As hands and wrists are full of many smaller bones, restoring the complete range of movement and strength in the joints can take some time; it may never return to normal.
Vehicle crashes often smash the glass which then showers the vehicle occupants. This creates a cut hazard, if not from the initial impact, at least when trying to get out of the vehicle.
An impact into part of the interior of the car can also result in cuts and bruises, some of which can cause permanent scarring.
Bruises and soft tissue damage
While vehicle interiors are made as soft as possible, there are still many hard surfaces which can cause serious bruising. In a rollover situation, it is almost impossible not to hit against hard surfaces such as the windows. Airbags may inflate, but they only inflate once and then deflate, providing much less protection.
Head, face and eye injuries
The airbag will help reduce the severity of the first impact, but airbags only inflate once, so any subsequent impacts won’t be cushioned as much. In a side impact, the head will be jolted sideways and can hit the side windows. This is also bad for the neck and shoulders.
If glass shards are also in the vehicle, these can cause facial injuries.
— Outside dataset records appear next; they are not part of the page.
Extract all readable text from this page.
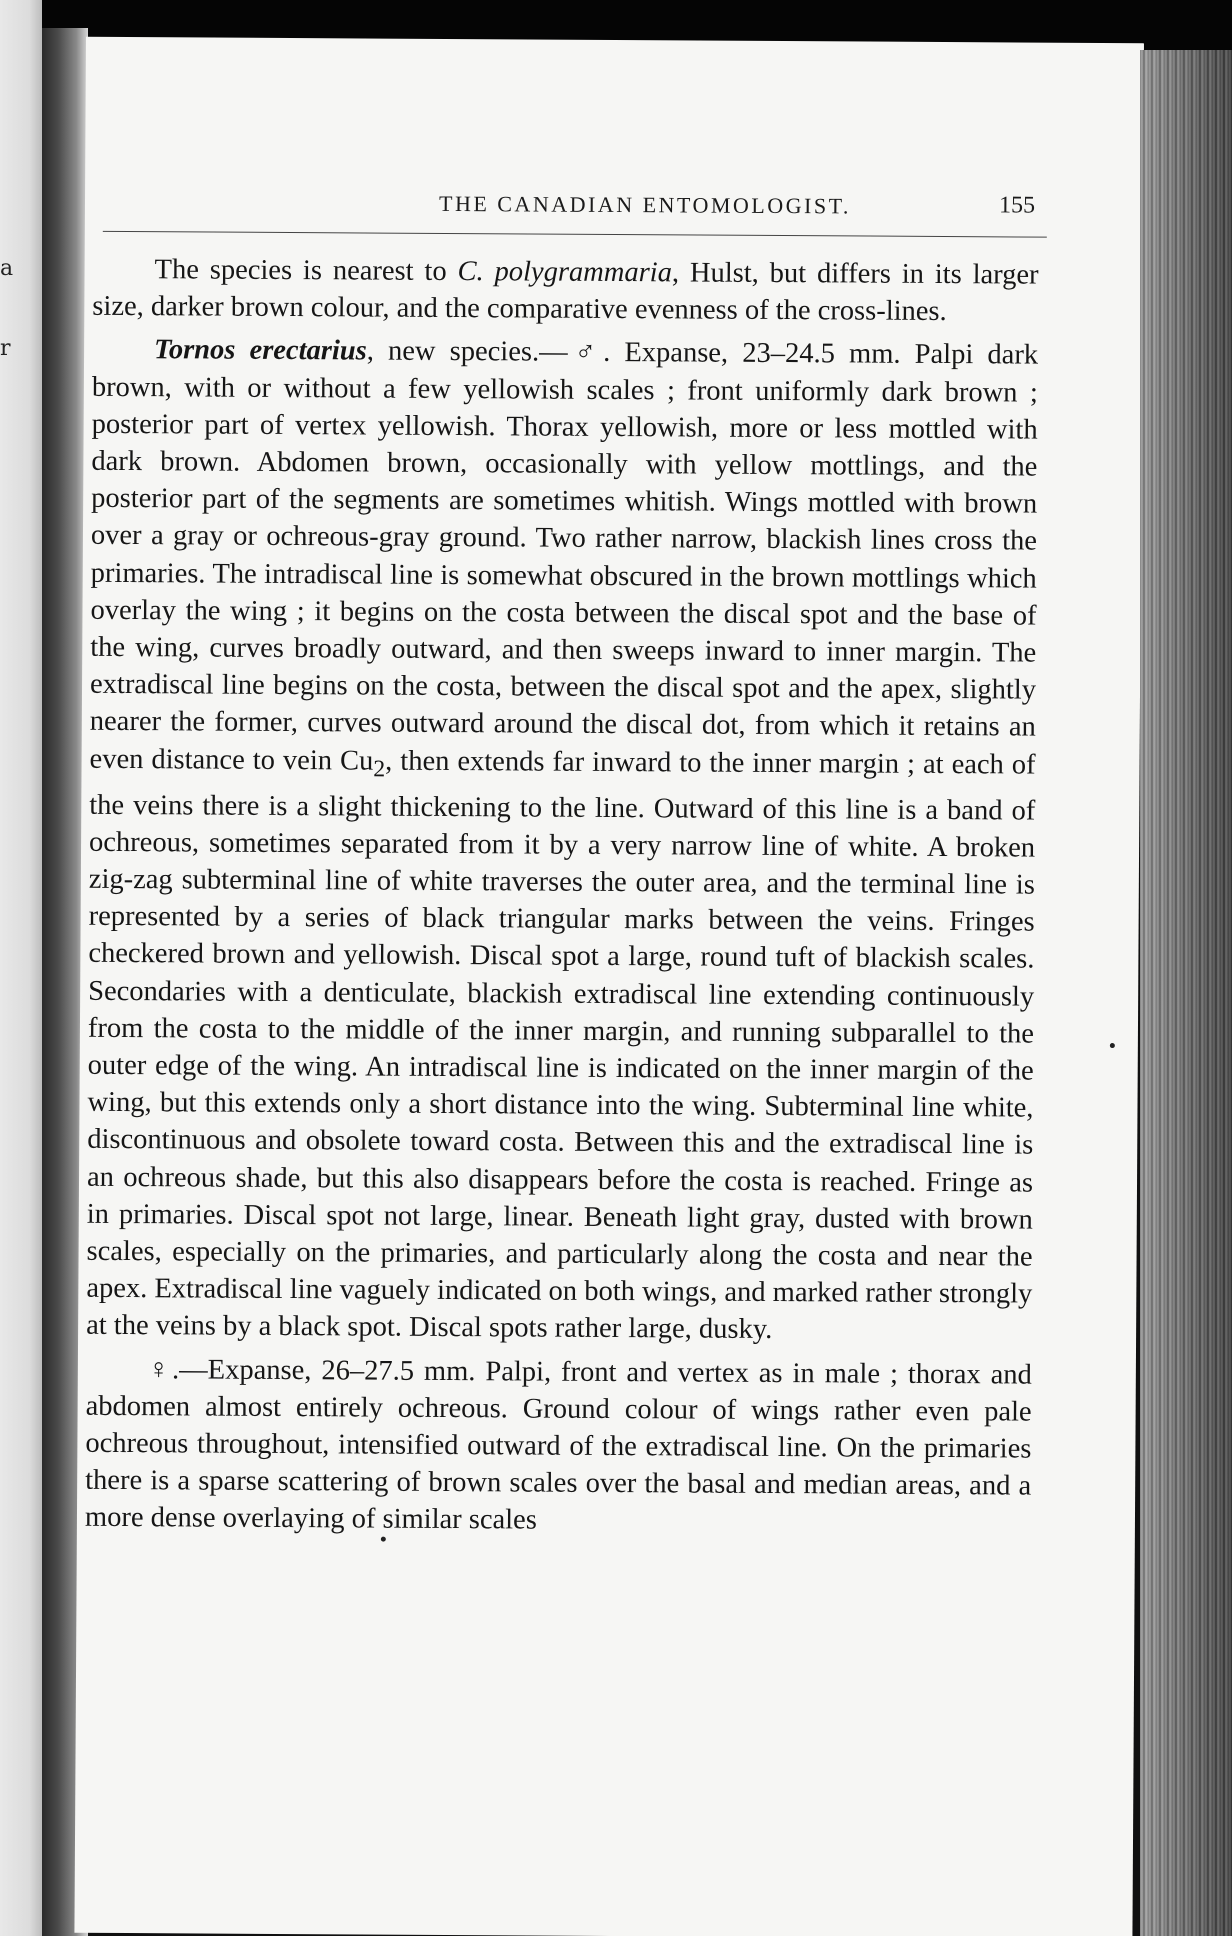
a
r
THE CANADIAN ENTOMOLOGIST.	155

The species is nearest to C. polygrammaria, Hulst, but differs in its larger size, darker brown colour, and the comparative evenness of the cross-lines.

Tornos erectarius, new species.—♂. Expanse, 23–24.5 mm. Palpi dark brown, with or without a few yellowish scales ; front uniformly dark brown ; posterior part of vertex yellowish. Thorax yellowish, more or less mottled with dark brown. Abdomen brown, occasionally with yellow mottlings, and the posterior part of the segments are sometimes whitish. Wings mottled with brown over a gray or ochreous-gray ground. Two rather narrow, blackish lines cross the primaries. The intradiscal line is somewhat obscured in the brown mottlings which overlay the wing ; it begins on the costa between the discal spot and the base of the wing, curves broadly outward, and then sweeps inward to inner margin. The extradiscal line begins on the costa, between the discal spot and the apex, slightly nearer the former, curves outward around the discal dot, from which it retains an even distance to vein $Cu_2$, then extends far inward to the inner margin ; at each of the veins there is a slight thickening to the line. Outward of this line is a band of ochreous, sometimes separated from it by a very narrow line of white. A broken zig-zag subterminal line of white traverses the outer area, and the terminal line is represented by a series of black triangular marks between the veins. Fringes checkered brown and yellowish. Discal spot a large, round tuft of blackish scales. Secondaries with a denticulate, blackish extradiscal line extending continuously from the costa to the middle of the inner margin, and running subparallel to the outer edge of the wing. An intradiscal line is indicated on the inner margin of the wing, but this extends only a short distance into the wing. Subterminal line white, discontinuous and obsolete toward costa. Between this and the extradiscal line is an ochreous shade, but this also disappears before the costa is reached. Fringe as in primaries. Discal spot not large, linear. Beneath light gray, dusted with brown scales, especially on the primaries, and particularly along the costa and near the apex. Extradiscal line vaguely indicated on both wings, and marked rather strongly at the veins by a black spot. Discal spots rather large, dusky.

♀.—Expanse, 26–27.5 mm. Palpi, front and vertex as in male ; thorax and abdomen almost entirely ochreous. Ground colour of wings rather even pale ochreous throughout, intensified outward of the extradiscal line. On the primaries there is a sparse scattering of brown scales over the basal and median areas, and a more dense overlaying of similar scales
The g-force from an impact can cause a detached retina. This results in reduced peripheral vision, blurred vision, flashes of light in one or both eyes, or a shadow over your vision and requires an operation to repair.
Your eyesight may not then meet the requirement for driving if it can’t be fixed adequately.
Massive deceleration forces slam the brain into the front of the skull causing a concussion or even serious, long-term brain injury.
Rib and sternum injuries
Rapid deceleration while being held in by a seatbelt can cause broken ribs or a broken sternum. Ribs can also be damaged by secondary impacts and by items hitting the back of the seats.
These injuries take a long time to heal and are debilitating due to them being painful at every breath for weeks.
Internal organ injuries
If ribs are broken, the sharp edges of the bone can tear major blood vessels leading to massive internal bleeding. It can also damage internal organs, as can the rapid deceleration.
Lap belts can cause injuries to the lower torso.
Hyperextension of the neck and back can result in spinal injuries. These can cause anything up to paralysis.
Leg and foot injuries
Like the hands, the feet contain many small bones. The pedals can cause foot injuries. A collapsing steering column can cause knee injuries (although most newer vehicles have drive-by-wire rather than a steering column, and knee airbags).
In a frontal impact, the engine can be pushed towards the cabin, bending the firewall and reducing the space in the footwell, causing crush injuries.
If the driver or passenger slides under the seatbelt (‘submarining’), this can create a bigger likelihood of leg and foot injuries; most vehicles have anti-submarining seats.
Leg and foot injuries can take a long time to return to full capacity.
Airbags have an explosive charge in them to make them inflate fast enough. This can cause superficial burns to hands, arms and face. These are unlikely to result in scarring.
Some crashes can result in a fire in the vehicle which can cause serious burns.
A serious crash can cause ongoing anxiety, driving phobias and over-cautious behaviour on the road which is then dangerous for other drivers. Counselling can help alleviate this.